Even while backing one of Trump’s most highly touted initiatives, Casey singled out parts of the deal that were pushed by Democratic leaders, who urged changes to Trump’s initial agreement.
“The new NAFTA represents progress from the status quo,” Casey said in a statement. “The initial version negotiated by the Trump Administration was a corporate trade deal and completely unacceptable. Democrats in Congress made substantial improvements in enforcement and other areas, like allowing workers to bring cases against firms that violate their rights. It is only because of the Democratic improvements that I am able to support this agreement.”

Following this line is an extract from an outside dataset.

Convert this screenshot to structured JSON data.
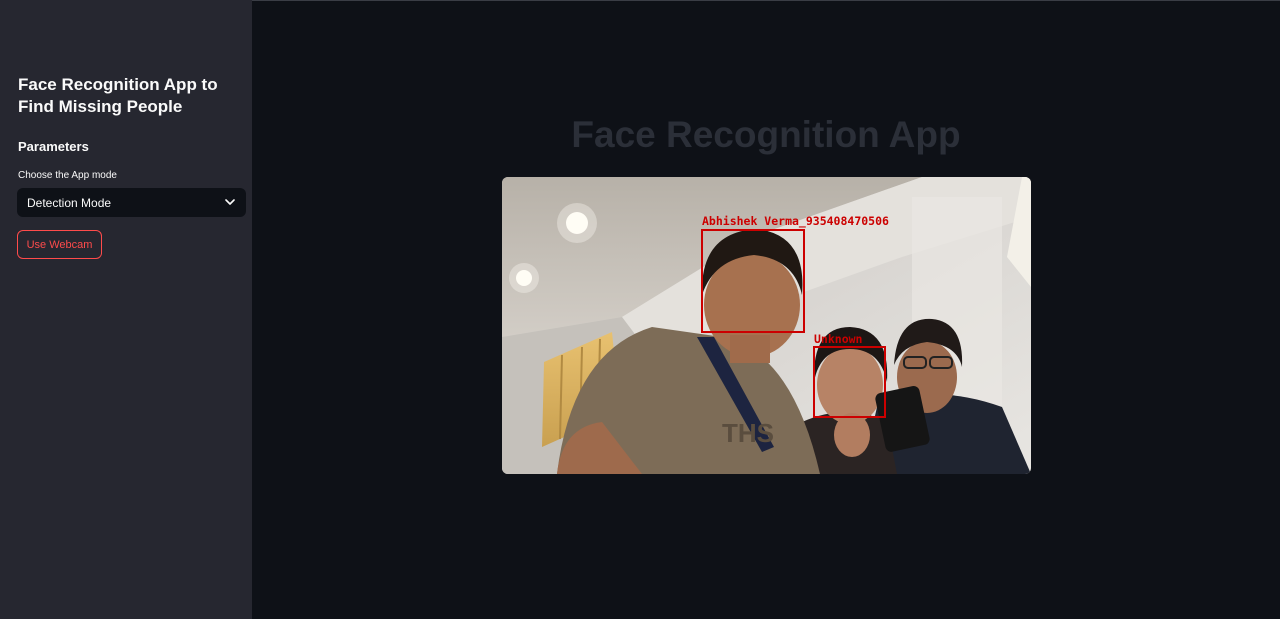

The vote was a rare role reversal for Pennsylvania’s senators. Toomey has voted with Trump close to 90% of the time, while Casey has sided with the president on around 30% of Senate votes, according to an analysis by the data-focused website FiveThirtyEight.
Sen. Cory Booker (D., N.J.) voted against the deal, while Sens. Bob Menendez (D., N.J.), Tom Carper (D., Del.), and Chris Coons (D., Del.) supported it.
Most of the nine Democrats who opposed the deal did so over concerns that it failed to address climate change.
Republican leaders hailed the deal as a win for American businesses, arguing that it would expand vital export markets and boost the economy.
The House overwhelmingly voted in favor of the trade deal in December, with nearly every lawmaker from the Philadelphia region supporting it, except Rep. Donald Norcross (D., N.J.) of Camden County, a former labor leader. He was one of 41 “nay” votes against 385 votes in favor.